In reality, Incrementality testing tends to be much more sophisticated, and the right techniques need to be used to ensure you’re running a scientifically sound experiment.
Incrementality with Measured
The Measured Incrementality platform enables our clients to run incrementality experiments at the channel, tactic, and campaign level and optimize media using reliable results that are validated by their own sales data. We also have a database of thousands of incrementality tests we’ve already run for 100s of brands, so we can reliably determine which channels and tactics are likely to be more incremental for your business, even before we set up a single experiment.
Unlike MTA and MMM, which are both modeled on correlation, incrementality actually determines what results were caused by the media being measured. It’s the only way to know for certain whether your advertising caused incremental sales.
In the current marketing environment, as increasing data privacy restrictions and regulations limit access to user level data and tracking, MTA solutions are operating at a serious deficit. Connecting all the user touch points on the path to purchase is an impossible task and marketers should be wary about trusting data from any MTA vendor claiming they can do so.
For established brands with years of data, MMM can deliver meaningful analysis at a high level. It’s especially good for understanding how marketing and nonmarketing variables impact overall sales as well as forecasting and budgeting for different potential long term scenarios. But, when marketers need more granularity and ongoing insights at a tactical level, MMM is unable to deliver. It can’t offer insights into campaign-level performance and decision-making.
Only incrementality can provide accurate insights for ongoing tactical decisions about spend allocation and optimization. Used together, incrementality can actually complement MMM’s long-term strategic and planning strengths. Incrementality testing and data can help diminish the correlation/causality issues related to MMM by validating results and training the MMM model.

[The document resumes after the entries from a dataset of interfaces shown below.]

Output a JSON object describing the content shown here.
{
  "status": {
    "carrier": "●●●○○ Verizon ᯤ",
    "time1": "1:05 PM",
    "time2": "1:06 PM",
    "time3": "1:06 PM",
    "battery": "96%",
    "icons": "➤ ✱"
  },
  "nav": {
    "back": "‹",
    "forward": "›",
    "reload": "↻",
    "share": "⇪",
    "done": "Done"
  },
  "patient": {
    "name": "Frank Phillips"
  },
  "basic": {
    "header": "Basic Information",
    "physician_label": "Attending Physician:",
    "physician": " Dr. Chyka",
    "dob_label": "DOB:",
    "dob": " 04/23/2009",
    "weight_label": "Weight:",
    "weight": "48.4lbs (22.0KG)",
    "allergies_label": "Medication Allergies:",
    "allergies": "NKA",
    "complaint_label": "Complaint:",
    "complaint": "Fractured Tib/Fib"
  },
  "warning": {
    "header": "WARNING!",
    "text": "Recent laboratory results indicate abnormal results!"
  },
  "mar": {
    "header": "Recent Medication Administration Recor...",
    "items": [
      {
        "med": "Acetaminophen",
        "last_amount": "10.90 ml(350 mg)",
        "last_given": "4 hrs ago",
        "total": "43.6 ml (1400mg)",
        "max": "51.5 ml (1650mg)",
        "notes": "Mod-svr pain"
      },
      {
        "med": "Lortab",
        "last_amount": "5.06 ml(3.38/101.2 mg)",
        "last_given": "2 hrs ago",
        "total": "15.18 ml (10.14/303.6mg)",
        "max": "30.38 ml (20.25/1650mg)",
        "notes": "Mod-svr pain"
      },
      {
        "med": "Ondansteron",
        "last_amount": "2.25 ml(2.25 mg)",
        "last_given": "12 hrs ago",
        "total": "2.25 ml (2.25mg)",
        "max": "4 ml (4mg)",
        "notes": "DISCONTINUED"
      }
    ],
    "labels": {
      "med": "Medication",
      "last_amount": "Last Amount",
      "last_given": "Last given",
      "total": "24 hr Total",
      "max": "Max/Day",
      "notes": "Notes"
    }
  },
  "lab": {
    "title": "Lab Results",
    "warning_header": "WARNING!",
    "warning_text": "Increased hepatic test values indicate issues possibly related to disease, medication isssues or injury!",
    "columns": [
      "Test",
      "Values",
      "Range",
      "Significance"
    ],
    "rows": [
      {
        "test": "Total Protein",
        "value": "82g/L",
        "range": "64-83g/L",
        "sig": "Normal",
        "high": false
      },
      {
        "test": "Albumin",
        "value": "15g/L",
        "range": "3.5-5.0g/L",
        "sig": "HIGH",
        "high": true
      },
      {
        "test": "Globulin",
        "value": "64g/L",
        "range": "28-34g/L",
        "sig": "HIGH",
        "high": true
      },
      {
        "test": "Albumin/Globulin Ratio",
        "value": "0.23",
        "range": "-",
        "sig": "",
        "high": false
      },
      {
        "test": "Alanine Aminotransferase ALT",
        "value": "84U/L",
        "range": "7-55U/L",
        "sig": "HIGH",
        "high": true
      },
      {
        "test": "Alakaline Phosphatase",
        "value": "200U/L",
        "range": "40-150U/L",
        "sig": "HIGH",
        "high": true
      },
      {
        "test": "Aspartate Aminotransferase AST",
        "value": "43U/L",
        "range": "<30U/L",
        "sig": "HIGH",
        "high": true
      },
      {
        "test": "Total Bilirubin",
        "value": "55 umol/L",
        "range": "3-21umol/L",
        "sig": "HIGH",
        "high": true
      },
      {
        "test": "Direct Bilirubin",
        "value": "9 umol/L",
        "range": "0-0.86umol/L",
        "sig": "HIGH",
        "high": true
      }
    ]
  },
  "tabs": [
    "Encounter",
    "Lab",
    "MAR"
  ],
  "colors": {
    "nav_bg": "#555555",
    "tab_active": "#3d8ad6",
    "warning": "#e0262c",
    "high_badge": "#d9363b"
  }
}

The rapidly evolving world of marketing attribution can be confusing for marketers at any level of experience, but it helps to have a clear understanding of what each approach can and cannot provide.
If you are still using MTA insights to optimize your spend, there is a very good chance you are missing opportunities to cut waste and drive more sales. With enough data and experienced data scientists, MMM can be a useful strategic planning tool, but the most effective way to maximize sales caused by advertising is to start optimizing your media for incrementality.